From the power chord riff high on “Mountain” to the heady fuzz of “Tremmors,” Meatbodies is full of unapologetic sonic force. Even when they slow things down for some smooth, jazz-like notes on “Off,” they blow it back up with stacked riffs. They’re the type of band whose press photos see them covered in spaghetti or roaming the dark in glow-in-the-dark paint. More importantly, they’re a band of friends.
California’s scenes are very dependent upon a larger musical friendship. For a long time, Los Angeles had Bleached, Trash Talk, and TOGETHER Pangea. San Francisco had Ty Segall, Mikal Cronin, and Thee Oh Sees. “There was a huge community of bands that would be playing with one another and we would all hang out,” he says. “A lot of those bands are getting too old now and slowing down, or like the San Francisco scene where it’s slowly dwindling because people can’t afford to live there anymore. Bands starting out now are signing to bigger labels, too so we don’t see them much anymore.”
Now they’re at the beginning of a revival.
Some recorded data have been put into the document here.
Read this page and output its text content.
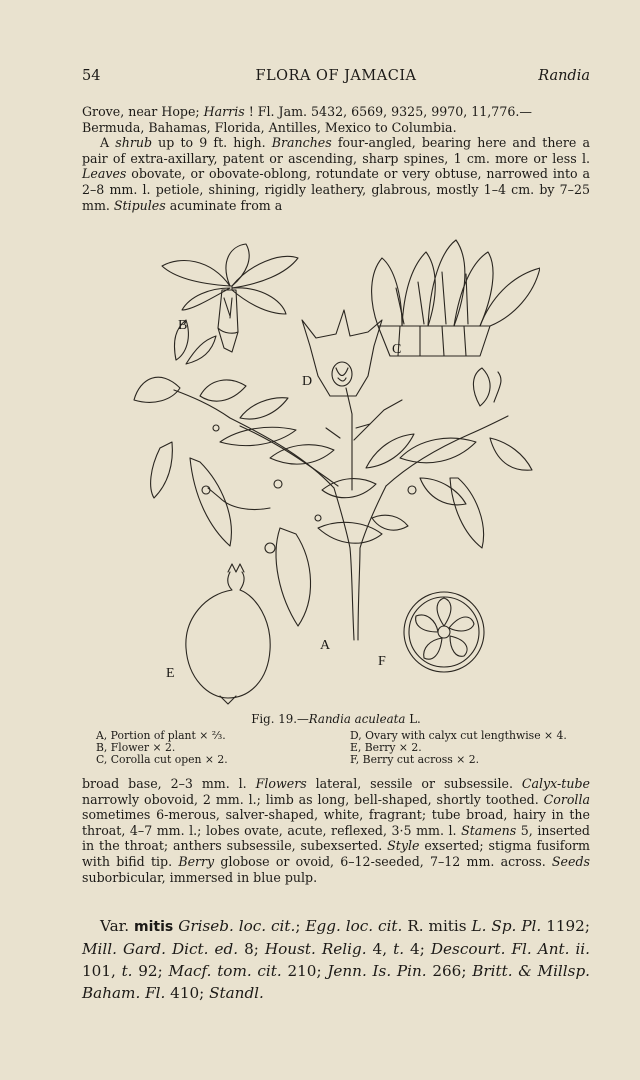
54	FLORA OF JAMACIA	Randia

Grove, near Hope; Harris ! Fl. Jam. 5432, 6569, 9325, 9970, 11,776.—
Bermuda, Bahamas, Florida, Antilles, Mexico to Columbia.

A shrub up to 9 ft. high. Branches four-angled, bearing here and there a pair of extra-axillary, patent or ascending, sharp spines, 1 cm. more or less l. Leaves obovate, or obovate-oblong, rotundate or very obtuse, narrowed into a 2–8 mm. l. petiole, shining, rigidly leathery, glabrous, mostly 1–4 cm. by 7–25 mm. Stipules acuminate from a

B
C
D
A
E
F
Fig. 19.—Randia aculeata L.
A, Portion of plant × ⅔.
B, Flower × 2.
C, Corolla cut open × 2.
D, Ovary with calyx cut lengthwise × 4.
E, Berry × 2.
F, Berry cut across × 2.

broad base, 2–3 mm. l. Flowers lateral, sessile or subsessile. Calyx-tube narrowly obovoid, 2 mm. l.; limb as long, bell-shaped, shortly toothed. Corolla sometimes 6-merous, salver-shaped, white, fragrant; tube broad, hairy in the throat, 4–7 mm. l.; lobes ovate, acute, reflexed, 3·5 mm. l. Stamens 5, inserted in the throat; anthers subsessile, subexserted. Style exserted; stigma fusiform with bifid tip. Berry globose or ovoid, 6–12-seeded, 7–12 mm. across. Seeds suborbicular, immersed in blue pulp.

Var. mitis Griseb. loc. cit.; Egg. loc. cit. R. mitis L. Sp. Pl. 1192; Mill. Gard. Dict. ed. 8; Houst. Relig. 4, t. 4; Descourt. Fl. Ant. ii. 101, t. 92; Macf. tom. cit. 210; Jenn. Is. Pin. 266; Britt. & Millsp. Baham. Fl. 410; Standl.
It’s a new era. “The new thing that’s happening, from what I’ve noticed, is there’s a lot of heavy stuff,” says Ubovich. He and his pals are starting to loop in new bands coming down to their area with hopes of starting something like that again. If it works, they could jumpstart California so it starts running smoothly again. “Who knows, though,” he laughs. “Maybe I’ll stop playing that and start doing rap music for the kids and I’ll want to hang out with Oddfuture.”
The only way he can do that is if he stays puts, but Ubovich is constantly touring. Staying put can make him lose his mind in a time of fragile structure. It also, as he points out, shows you how other cities are rebuilding their music scenes – even at places as small as Kingston. “We were packing up after a free show there when the promoter came over and said he wanted to show us something they were working on. He goes to the back door, unlatches it, and there’s this giant room from the 1800s. It’s a massive, spooky theater and he’s like, ‘Yeah, we’re hoping we can turn it into a bigger venue for like 900 people or so,’ and I’m like, ‘Dude, you can fit like 9,000 people in here!’” he laughs. “It was cool to see what small towns are doing… but we were so scared at the moment that we ran out of there.”
After all his time touring with bands, his advice is simple: “Shut up and play, put a smile on your face even if you don’t feel like smiling, and have fun. Even if you’re not, you have to pretend.” It’s good life advice, in general, from a man ready to make peace with change.
As Ubovich continues on the road, this time as the ringleader, he’s feeling hopeful that they’re doing their part to bring garage rock back to its threshold. They’re there to perform. We’re here to take it in. It goes in line with their name; “meatbody” is a Scientology term to describe the part of the human body without the soul, namely our muscles and skeleton. “I thought it was pretty cool,” Ubovich laughs. “I do hope they don’t come and ask for the bill, though. It just sounded like cool sci-fi stuff.”